3. Savings from Fraud, Abuse and Efficiencies – The Medicare Conundrum
I guess there will always be a segment of any population that will seek to exploit the system and utilize fraud to their economic gain. My experience though, is that more money, time and effort are spent on trying to ensure that byzantine rules for our Medicare reimbursement system are followed than are spent in outright fraud and abuse. The poorly constructed language of the re-imbursement rules and legislation create its own bureaucracy and all manner of interpretation and confusion.
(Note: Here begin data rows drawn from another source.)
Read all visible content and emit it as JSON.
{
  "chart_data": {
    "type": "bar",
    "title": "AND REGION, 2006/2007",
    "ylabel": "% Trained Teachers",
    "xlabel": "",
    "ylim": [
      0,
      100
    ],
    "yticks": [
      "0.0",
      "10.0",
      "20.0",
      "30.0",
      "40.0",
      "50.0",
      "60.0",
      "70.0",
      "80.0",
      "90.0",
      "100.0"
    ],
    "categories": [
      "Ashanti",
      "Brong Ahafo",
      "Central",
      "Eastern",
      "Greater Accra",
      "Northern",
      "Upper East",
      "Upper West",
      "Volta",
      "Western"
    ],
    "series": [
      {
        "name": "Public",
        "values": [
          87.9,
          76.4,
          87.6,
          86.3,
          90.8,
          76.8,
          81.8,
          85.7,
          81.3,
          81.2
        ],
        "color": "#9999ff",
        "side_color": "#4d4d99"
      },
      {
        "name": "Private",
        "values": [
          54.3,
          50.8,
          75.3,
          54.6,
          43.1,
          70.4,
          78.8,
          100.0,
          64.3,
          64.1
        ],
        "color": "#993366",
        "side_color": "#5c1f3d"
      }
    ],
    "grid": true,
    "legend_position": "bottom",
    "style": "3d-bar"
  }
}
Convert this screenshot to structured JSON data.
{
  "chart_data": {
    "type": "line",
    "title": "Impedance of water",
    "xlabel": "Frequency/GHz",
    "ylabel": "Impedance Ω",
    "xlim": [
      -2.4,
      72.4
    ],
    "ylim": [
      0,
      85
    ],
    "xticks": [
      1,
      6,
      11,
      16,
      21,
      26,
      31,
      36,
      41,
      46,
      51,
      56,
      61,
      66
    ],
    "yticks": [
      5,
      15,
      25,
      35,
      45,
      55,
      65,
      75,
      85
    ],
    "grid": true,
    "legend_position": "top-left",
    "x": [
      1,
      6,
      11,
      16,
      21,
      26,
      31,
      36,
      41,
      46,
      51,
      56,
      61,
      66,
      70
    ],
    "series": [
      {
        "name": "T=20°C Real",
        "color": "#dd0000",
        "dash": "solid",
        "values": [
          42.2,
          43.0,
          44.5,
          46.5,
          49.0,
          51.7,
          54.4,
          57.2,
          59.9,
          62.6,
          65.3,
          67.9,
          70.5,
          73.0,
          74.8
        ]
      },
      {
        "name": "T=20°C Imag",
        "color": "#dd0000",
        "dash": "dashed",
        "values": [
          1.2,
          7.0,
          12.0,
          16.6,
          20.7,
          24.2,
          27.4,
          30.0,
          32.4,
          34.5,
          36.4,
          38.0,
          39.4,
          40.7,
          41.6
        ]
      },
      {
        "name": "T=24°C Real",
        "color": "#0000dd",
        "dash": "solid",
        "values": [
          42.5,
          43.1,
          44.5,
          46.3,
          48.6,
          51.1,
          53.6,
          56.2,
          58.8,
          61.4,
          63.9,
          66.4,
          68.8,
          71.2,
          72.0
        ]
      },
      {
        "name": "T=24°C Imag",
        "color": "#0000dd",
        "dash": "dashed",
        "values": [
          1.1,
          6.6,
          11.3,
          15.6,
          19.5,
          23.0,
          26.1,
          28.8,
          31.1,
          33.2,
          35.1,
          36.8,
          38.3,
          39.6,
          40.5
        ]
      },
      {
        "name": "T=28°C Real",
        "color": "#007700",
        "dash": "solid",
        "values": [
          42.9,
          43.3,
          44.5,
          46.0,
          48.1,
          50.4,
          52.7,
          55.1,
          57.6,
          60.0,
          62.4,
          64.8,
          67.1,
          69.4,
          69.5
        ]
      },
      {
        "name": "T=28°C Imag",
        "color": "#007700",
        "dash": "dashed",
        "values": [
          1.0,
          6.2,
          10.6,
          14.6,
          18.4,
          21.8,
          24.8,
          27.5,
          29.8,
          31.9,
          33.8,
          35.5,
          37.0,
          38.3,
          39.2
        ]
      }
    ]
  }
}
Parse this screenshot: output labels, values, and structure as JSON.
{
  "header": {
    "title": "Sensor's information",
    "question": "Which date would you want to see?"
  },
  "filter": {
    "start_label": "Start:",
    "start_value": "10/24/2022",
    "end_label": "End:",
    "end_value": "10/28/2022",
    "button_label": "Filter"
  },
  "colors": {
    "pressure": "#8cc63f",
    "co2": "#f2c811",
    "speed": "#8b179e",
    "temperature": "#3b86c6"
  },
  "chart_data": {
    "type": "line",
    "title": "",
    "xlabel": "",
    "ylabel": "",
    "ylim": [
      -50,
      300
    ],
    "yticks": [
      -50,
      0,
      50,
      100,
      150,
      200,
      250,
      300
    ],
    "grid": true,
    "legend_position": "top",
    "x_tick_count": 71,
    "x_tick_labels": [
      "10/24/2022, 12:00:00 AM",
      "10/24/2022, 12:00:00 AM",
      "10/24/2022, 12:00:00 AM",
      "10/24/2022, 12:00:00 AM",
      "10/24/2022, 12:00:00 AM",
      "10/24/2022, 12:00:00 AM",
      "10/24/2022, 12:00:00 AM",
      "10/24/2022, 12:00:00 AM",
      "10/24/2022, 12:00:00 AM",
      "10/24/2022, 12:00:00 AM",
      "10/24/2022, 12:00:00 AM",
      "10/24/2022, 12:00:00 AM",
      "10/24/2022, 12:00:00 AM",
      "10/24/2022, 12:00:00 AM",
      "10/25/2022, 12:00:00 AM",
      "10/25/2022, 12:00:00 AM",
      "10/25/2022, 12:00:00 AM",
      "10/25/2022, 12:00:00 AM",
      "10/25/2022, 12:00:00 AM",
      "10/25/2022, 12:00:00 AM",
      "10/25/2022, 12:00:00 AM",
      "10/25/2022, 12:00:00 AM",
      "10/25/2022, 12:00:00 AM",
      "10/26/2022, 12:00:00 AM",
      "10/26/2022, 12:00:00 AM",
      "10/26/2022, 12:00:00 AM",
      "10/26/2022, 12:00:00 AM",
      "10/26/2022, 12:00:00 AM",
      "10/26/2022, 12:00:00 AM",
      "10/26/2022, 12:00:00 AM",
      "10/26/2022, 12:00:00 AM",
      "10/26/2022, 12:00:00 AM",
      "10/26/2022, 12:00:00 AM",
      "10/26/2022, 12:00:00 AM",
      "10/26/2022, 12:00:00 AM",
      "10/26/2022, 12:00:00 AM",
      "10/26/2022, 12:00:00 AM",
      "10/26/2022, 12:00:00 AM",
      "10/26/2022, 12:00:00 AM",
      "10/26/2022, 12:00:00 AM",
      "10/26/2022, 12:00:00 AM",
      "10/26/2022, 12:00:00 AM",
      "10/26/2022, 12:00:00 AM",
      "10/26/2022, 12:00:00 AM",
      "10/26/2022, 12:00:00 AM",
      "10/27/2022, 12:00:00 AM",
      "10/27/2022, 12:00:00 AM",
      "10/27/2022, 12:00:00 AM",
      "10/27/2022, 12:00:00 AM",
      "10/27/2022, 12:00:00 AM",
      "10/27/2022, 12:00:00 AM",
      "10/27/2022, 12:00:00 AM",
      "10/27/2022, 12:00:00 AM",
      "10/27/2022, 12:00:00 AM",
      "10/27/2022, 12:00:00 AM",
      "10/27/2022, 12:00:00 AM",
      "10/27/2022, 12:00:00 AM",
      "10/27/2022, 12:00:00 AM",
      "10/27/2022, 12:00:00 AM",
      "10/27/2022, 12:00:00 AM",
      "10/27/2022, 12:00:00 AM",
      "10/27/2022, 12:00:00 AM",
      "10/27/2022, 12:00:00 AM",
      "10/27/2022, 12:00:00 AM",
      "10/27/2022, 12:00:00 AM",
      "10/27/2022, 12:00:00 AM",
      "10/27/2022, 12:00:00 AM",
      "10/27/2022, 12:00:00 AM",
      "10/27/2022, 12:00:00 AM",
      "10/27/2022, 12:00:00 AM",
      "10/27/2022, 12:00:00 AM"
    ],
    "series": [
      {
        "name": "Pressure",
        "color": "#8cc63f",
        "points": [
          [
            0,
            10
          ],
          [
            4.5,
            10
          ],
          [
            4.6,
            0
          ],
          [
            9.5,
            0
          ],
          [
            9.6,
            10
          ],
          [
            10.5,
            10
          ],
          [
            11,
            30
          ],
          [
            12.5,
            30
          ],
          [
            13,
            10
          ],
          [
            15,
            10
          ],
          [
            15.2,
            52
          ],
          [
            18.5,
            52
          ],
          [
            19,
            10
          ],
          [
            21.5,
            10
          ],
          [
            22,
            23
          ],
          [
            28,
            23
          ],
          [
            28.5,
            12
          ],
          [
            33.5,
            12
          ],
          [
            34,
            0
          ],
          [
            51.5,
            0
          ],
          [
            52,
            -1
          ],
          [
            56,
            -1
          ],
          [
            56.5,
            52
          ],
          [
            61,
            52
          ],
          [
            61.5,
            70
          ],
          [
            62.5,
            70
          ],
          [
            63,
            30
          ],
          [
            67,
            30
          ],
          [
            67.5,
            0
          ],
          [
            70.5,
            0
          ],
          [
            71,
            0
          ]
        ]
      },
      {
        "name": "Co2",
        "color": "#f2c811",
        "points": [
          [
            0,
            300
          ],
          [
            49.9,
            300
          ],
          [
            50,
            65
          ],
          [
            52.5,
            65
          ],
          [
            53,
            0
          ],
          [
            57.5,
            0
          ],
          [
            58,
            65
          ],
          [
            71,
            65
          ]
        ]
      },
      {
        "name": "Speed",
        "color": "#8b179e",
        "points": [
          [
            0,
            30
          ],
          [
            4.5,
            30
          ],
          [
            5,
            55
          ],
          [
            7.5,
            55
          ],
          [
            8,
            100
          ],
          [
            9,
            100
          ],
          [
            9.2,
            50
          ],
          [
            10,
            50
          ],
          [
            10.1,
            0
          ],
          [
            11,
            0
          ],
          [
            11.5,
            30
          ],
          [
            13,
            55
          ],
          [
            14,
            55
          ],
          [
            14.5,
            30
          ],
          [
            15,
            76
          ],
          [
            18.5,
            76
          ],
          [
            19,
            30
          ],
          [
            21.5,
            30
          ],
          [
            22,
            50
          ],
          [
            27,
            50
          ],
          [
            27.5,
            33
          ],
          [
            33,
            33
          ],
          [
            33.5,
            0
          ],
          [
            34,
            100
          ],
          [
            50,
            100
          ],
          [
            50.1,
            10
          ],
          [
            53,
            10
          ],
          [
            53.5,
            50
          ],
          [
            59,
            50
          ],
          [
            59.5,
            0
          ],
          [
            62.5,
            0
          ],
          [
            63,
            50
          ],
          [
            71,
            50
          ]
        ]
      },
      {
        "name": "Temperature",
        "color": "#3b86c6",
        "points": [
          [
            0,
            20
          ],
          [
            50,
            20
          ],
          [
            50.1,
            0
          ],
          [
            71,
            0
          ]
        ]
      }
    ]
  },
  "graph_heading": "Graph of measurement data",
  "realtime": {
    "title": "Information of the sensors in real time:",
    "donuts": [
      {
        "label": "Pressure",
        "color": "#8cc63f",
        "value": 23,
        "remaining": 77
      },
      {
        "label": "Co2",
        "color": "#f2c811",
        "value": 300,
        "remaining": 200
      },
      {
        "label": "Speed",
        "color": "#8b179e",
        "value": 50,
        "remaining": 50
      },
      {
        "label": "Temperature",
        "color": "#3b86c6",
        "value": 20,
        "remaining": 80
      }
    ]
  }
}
This bureaucracy provides a gigantic obstacle to innovation and improvement our processes of delivery. Many clients I work with on a daily basis have avoided, or cannot fully implement, Electronic Health Records because of their concerns about how technology bills for services and feel it necessary to provide adequate checks and balances (human review) for the unreasonable level of scrutiny – and ultimate delay in payment, or bad public relations - they will receive if they are subject to a Medicare Audit.
More importantly, nobody is mentioning that Medicare is responsible for about $520 billion a year in cost shifting which directly results in increased costs to the system. Cost shifting occurs because Medicare reimbursement is not based on the actual cost of doing anything – it is based on the ability of the government to pay. Thus an aspirin, which may have a legitimate cost of two dollars, is re-imbursed by Medicare at 40-cents. As the population covered by Medicare increases, a smaller and smaller number of people are left to pay the difference between that 40-cents and the real cost of two-dollars. This means that practitioners must bill seven-dollars from those remaining, non-Medicare patients to recoup their legitimate costs of doing business.
It is ironic, at one level, and intolerable on another, that Medicare is responsible for such a large portion of the escalation in our health care costs yet no one is talking about this Medicare Effect. At the same time Medicare that is held out as an example of how the government can effectively run a health insurance program.
Oh – and by the way. The week after whatever reform is, or is not passed, we will get hit with the insolvency of the social security system. Despite the rhetoric – these are not the same issue and they are not the same balance sheet. The social security debacle will dwarf the impacts of this debate – so stand by.